さすがにコロナ禍のZoomとかUber Eatsほどでなくとも、インサイト、消費者が何を求めているんだろうということをずっと追いかけるよりも、ある一定のインサイトをクリアしたのであれば、それをどうやって慣れさせるかというところにマーケティングの力って重きを置いていかないといけなくて。欧米の先進的なグローバル企業がやっていることってそうなんですよね。ある一定のインサイトを測ってしまって、それに対して規模でそれを求めさせて慣れさせていくということをやっていくわけで。消費財のメーカーなんかまさにそうですよね。ネスレとかユニリーバとかP&Gがやっていることはまさにそういうことなので。インサイトを永遠に追っていっても何もそこには答えはないんですよね。ずっとインサイトを追い続けていっても。だから、最低限クリアしなきゃいけないインサイト、今の時代背景であったり社会情勢から、こういう最低限のインサイトはクリアすべきだと。それも世界標準化レベルで、一国の偏ったインサイトではなくて、ある程度グローバルに見たときのインサイトを決めたら、あとはそれをどうやって求めさせていくか。つまりはそれがある状態に慣れさせていくかということをずっと考えていかないといけない。

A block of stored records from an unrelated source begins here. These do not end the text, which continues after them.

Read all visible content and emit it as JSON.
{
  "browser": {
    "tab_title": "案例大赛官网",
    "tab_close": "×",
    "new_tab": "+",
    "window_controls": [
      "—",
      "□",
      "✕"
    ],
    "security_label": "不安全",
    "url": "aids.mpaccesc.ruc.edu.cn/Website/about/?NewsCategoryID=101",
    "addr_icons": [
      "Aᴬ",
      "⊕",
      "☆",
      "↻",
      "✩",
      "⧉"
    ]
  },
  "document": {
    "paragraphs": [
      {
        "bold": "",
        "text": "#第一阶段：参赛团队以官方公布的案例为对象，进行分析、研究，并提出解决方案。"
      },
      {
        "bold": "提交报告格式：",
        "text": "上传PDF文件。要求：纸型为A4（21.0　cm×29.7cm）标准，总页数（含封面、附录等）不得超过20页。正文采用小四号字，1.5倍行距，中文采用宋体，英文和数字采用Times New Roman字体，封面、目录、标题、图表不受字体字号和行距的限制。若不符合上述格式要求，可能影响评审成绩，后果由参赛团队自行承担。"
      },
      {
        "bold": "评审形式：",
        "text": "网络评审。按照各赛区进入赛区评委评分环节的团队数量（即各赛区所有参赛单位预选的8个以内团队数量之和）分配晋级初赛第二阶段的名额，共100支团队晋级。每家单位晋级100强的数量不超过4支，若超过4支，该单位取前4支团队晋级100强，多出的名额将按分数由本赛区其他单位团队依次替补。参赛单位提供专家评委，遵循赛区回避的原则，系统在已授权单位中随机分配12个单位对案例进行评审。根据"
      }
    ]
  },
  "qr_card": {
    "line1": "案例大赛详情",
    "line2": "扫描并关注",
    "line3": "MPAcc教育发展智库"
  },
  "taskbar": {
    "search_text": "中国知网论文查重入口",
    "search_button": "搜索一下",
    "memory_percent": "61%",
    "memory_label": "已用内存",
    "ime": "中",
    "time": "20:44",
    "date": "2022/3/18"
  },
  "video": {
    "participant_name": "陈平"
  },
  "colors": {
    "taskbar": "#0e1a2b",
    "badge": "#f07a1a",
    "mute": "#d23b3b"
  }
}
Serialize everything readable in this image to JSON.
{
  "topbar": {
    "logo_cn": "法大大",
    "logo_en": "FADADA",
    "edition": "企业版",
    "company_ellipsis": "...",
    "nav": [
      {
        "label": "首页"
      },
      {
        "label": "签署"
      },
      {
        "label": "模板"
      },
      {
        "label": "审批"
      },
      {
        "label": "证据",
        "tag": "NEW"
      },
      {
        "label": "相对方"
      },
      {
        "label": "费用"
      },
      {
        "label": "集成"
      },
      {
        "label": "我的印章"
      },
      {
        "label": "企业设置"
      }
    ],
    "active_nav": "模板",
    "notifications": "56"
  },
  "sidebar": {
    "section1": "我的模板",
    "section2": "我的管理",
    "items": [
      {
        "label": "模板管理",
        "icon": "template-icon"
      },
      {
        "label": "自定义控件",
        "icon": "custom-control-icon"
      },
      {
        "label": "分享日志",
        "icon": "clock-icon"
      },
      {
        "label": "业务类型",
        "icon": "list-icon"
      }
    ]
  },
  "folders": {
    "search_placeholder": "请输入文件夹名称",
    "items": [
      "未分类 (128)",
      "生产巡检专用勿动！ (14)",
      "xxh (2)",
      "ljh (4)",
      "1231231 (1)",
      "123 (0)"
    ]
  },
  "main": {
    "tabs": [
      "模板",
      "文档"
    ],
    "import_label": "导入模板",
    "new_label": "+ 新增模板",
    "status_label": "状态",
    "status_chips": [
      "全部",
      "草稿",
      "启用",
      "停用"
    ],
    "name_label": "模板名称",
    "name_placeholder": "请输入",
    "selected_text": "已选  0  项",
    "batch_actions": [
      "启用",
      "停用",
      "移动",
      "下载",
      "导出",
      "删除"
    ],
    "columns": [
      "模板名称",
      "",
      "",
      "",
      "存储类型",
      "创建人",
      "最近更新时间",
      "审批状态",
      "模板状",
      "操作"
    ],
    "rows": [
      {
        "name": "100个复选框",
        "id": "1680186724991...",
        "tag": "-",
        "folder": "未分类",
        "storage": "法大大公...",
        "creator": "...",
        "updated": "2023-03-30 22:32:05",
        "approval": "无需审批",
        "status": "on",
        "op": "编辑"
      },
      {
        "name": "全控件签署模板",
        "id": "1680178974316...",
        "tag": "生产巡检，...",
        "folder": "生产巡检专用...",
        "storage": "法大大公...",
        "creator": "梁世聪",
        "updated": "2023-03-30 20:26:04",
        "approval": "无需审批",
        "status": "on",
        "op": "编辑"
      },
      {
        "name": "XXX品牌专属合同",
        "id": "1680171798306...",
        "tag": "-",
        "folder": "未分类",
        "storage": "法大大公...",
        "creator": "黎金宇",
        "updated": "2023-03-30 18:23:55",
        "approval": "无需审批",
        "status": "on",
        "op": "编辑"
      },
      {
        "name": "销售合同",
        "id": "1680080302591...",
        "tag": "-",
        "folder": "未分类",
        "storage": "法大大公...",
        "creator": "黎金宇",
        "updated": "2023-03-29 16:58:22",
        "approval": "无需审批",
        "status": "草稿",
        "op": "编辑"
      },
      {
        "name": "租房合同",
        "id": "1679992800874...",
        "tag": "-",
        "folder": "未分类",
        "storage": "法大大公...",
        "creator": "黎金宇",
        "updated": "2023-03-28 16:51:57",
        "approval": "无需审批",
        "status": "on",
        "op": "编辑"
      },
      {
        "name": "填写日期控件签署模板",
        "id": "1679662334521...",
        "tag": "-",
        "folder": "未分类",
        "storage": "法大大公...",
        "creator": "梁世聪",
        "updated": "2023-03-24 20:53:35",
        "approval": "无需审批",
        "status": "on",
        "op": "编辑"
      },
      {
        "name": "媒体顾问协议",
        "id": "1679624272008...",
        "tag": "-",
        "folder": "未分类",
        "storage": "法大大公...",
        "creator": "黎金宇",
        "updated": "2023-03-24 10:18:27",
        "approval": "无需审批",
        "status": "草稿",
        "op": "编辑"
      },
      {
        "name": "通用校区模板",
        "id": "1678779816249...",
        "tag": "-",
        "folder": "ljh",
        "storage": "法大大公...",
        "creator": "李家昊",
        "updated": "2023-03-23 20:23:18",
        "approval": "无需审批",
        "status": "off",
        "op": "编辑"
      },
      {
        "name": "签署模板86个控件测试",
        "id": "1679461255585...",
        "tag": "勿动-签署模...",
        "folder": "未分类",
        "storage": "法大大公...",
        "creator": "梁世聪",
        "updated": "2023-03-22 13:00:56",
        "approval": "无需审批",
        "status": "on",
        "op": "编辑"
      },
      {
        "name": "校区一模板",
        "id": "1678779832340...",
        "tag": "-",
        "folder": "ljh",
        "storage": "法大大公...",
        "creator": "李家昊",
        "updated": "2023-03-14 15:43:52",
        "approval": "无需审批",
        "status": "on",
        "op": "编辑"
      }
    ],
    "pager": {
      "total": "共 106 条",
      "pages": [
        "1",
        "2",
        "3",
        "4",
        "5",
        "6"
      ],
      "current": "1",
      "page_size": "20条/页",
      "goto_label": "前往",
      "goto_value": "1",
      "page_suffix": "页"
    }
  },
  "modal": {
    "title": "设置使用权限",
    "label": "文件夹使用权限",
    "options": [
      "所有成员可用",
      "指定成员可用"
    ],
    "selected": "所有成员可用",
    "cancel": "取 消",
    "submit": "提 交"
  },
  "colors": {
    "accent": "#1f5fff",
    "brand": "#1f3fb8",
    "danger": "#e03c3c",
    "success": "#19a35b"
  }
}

それってどういうことかと言うと、もはやマーケティングのかたちがとにかく長く続けていくこと、ずっと同じことを続け続けることみたいなことと、それをどれだけ広い規模、もしくは大きな規模でやれるかということがものすごく重要で、ここがやっぱりうまく新興国市場なんかでマーケットシェアを獲れない企業は、ずっとインサイトを追い続けているという、そういう印象が非常に強くて。一方でうまくいっている企業というのは、ある一定のインサイトのところまでを理解したら、あとはそれをどれだけ信じ切ってやり続けるかということと、規模を横に増やしていくかということに専念をしている。だから、人間というのは慣れるので、求めているものを探しても、結局そこってもう限界があるというか、意味がなくなってくるんですよね、ある一定のところまでいくと。それよりも、いかに自分たちが良いと思ったものを彼らに慣れさせるかというところがまさにマーケティングで。マーケティングとは、企業や消費者のニーズを探ることだと思っている、それがすべてだと思っていたら間違いだよと。もちろんそれもそうなんですよ。ある一定のインサイトは得ないといけない。でも、それ以上に、これを求め続けさせる、慣れさせるということこそがマーケティングですよと。それは決してなんら悪いことではなくて、それこそが世界の先進的なグローバル企業がやっているマーケティングなので、そこをもう少しどん欲に考えていく必要が、シェアの低い企業は、あるんじゃないかなというふうに思った次第でございます。
それでは今日はこれぐらいにして、また次回お会いいたしましょう。